No âmbito previdenciário, o segurado que possui fibromialgia e fica temporariamente incapaz para o trabalho pode requerer o antigo auxílio-doença, como ficou popularmente conhecido, atualmente chamado de benefício por incapacidade temporária. Para isso, além de apresentar documentação médica consistente, é necessário cumprir os requisitos exigidos pela Previdência Social, incluindo a qualidade de segurado e, em regra, a carência mínima prevista em lei. A concessão dependerá da avaliação realizada pela Perícia Médica do INSS, que analisará não apenas o diagnóstico, mas principalmente os reflexos da doença sobre a capacidade de trabalho da pessoa.
Quando a incapacidade é considerada permanente e sem possibilidade de reabilitação para outra atividade profissional, poderá haver direito à aposentadoria por incapacidade permanente, antigamente chamada de aposentadoria por invalidez. Nesses casos, o elemento decisivo também não é o nome da doença, mas a demonstração de que o trabalhador perdeu de forma duradoura sua capacidade de exercer atividade que lhe garanta subsistência. Assim, duas pessoas com o mesmo diagnóstico podem receber decisões diferentes aos seus pedidos, dependendo das limitações que venham a ser efetivamente constatadas na perícia.
Já o Benefício de Prestação Continuada (BPC/LOAS) possui natureza assistencial e segue regras distintas. Diferentemente dos benefícios previdenciários, ele não exige contribuições ao INSS, mas requer a comprovação simultânea de deficiência ou impedimento de longo prazo e situação de vulnerabilidade econômica da família. Atualmente, a legislação estabelece critérios de renda familiar e a necessidade de avaliação médica e social para verificar o preenchimento dos requisitos legais.

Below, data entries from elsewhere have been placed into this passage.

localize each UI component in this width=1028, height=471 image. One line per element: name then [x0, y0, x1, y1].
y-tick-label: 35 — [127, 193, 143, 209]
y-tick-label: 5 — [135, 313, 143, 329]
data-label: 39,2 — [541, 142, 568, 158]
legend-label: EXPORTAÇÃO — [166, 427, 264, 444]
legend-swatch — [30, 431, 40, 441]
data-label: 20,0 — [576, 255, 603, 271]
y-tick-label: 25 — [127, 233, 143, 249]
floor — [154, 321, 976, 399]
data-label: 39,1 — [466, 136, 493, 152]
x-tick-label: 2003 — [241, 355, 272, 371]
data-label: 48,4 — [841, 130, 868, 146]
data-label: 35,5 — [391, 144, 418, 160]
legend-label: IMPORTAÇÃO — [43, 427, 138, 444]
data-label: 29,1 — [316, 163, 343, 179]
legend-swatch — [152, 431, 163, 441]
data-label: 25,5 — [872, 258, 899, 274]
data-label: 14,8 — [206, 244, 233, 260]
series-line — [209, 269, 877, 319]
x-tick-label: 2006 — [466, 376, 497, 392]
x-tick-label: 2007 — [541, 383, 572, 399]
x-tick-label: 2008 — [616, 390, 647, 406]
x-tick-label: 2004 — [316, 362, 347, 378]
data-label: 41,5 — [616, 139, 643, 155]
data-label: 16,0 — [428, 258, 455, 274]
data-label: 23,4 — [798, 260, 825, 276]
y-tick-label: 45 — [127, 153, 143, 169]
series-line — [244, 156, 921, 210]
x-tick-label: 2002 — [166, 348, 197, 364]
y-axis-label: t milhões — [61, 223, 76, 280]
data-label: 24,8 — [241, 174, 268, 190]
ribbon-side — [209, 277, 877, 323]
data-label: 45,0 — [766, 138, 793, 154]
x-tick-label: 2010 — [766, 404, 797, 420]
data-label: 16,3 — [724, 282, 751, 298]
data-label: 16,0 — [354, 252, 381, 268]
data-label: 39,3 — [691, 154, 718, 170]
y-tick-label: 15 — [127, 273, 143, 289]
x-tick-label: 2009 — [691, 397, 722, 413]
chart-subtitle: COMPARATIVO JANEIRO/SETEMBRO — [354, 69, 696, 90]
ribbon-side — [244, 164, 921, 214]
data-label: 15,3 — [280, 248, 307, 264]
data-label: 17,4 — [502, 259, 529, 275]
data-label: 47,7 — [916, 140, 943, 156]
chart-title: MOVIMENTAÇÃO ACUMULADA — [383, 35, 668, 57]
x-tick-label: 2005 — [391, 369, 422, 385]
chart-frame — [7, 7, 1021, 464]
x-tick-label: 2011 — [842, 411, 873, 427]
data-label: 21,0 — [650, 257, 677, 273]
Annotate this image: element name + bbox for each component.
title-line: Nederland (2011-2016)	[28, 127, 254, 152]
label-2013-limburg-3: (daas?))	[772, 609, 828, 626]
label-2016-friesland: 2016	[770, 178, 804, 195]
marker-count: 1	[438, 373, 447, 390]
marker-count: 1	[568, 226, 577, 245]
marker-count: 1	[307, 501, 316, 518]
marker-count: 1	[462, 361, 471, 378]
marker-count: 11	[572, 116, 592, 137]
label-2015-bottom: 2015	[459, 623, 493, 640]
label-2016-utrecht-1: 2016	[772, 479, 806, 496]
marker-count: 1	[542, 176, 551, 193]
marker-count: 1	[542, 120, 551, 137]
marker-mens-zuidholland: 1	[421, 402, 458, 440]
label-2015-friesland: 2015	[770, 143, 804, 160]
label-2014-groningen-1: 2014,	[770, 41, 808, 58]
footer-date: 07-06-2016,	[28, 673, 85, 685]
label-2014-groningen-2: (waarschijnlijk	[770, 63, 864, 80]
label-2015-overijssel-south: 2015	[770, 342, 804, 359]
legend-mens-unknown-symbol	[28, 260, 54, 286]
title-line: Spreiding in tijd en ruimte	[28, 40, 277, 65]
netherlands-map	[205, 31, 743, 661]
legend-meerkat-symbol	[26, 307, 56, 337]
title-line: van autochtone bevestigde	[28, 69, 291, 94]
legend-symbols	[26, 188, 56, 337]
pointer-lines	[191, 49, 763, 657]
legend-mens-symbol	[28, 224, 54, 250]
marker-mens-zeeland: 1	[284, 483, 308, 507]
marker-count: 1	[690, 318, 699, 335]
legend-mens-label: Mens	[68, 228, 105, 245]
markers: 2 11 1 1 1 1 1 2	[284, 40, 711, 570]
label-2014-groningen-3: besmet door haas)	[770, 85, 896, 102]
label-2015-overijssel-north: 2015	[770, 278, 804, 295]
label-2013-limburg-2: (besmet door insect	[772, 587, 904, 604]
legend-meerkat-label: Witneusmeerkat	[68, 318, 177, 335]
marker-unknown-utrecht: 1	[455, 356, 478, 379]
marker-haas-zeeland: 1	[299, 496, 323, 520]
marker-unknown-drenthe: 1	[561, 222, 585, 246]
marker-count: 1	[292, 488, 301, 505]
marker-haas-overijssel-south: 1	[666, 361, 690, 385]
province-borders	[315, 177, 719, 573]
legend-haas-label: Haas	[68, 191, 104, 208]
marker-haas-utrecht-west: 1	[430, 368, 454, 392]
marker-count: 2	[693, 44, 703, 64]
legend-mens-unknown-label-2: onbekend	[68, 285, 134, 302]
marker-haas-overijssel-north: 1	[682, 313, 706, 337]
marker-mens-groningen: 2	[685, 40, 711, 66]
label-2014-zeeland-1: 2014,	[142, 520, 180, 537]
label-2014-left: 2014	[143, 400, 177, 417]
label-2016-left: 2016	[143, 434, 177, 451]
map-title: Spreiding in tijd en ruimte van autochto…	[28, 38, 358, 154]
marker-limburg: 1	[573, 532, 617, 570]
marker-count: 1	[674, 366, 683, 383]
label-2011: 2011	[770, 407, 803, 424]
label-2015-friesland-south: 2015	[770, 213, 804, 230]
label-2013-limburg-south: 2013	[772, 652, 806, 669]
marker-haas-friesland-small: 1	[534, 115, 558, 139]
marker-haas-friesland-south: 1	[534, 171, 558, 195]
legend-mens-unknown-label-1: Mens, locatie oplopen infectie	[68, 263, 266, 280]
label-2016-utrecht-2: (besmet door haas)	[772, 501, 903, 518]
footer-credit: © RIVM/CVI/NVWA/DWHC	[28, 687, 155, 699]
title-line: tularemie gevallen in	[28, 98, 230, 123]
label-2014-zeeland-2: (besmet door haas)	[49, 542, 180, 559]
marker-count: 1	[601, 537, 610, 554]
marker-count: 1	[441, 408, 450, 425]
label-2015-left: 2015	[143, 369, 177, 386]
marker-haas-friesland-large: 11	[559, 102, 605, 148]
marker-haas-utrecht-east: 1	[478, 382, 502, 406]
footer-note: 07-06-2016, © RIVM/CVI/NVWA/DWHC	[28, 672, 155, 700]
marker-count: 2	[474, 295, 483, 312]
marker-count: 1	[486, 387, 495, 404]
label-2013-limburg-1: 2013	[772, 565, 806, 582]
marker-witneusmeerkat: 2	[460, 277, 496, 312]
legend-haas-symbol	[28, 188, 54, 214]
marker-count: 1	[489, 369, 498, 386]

Um aspecto relevante é que a Lei nº 15.176/2025 passou a reconhecer a fibromialgia como condição passível de enquadramento como deficiência, fortalecendo o acesso das pessoas afetadas aos direitos destinados às pessoas com deficiência. Entretanto, isso não significa que o acometimento de fibromialgia estenda automaticamente a caracterização de pessoa com deficiência, perante o INSS, aos que sejam diagnosticados com essa doença. A avaliação continua sendo individualizada e baseada em critérios biopsicossociais que examinam o grau de limitação funcional e seus impactos na vida cotidiana e profissional.
Outro ponto importante é combater uma desinformação bastante comum: não existe uma "lista de doenças" que assegure benefícios de forma automática. O que a legislação e a jurisprudência analisam é a incapacidade para o trabalho ou a existência de impedimentos de longo prazo associados à condição de saúde. Em outras palavras, o diagnóstico de fibromialgia é apenas o ponto de partida, posto que a concessão dependerá das provas médicas, dos laudos especializados e dos resultados dos exames médico-periciais realizados pelo INSS, conforme prevêm a Lei Orgânica da Assistência Social, bem como a legislação previdenciária específica.
Portanto, a pessoa com fibromialgia pode, sim, ter direito ao auxílio por incapacidade temporária, à aposentadoria por incapacidade permanente ou ao BPC/LOAS, desde que preencha os requisitos específicos de cada benefício. A recomendação é manter acompanhamento médico regular, reunir exames e relatórios detalhados sobre as limitações causadas pela doença e buscar orientação especializada quando necessário. Informação correta e documentação adequada continuam sendo os principais instrumentos para o reconhecimento de direitos perante a Previdência Social e a Assistência Social, respeitando sempre a legislação em vigor.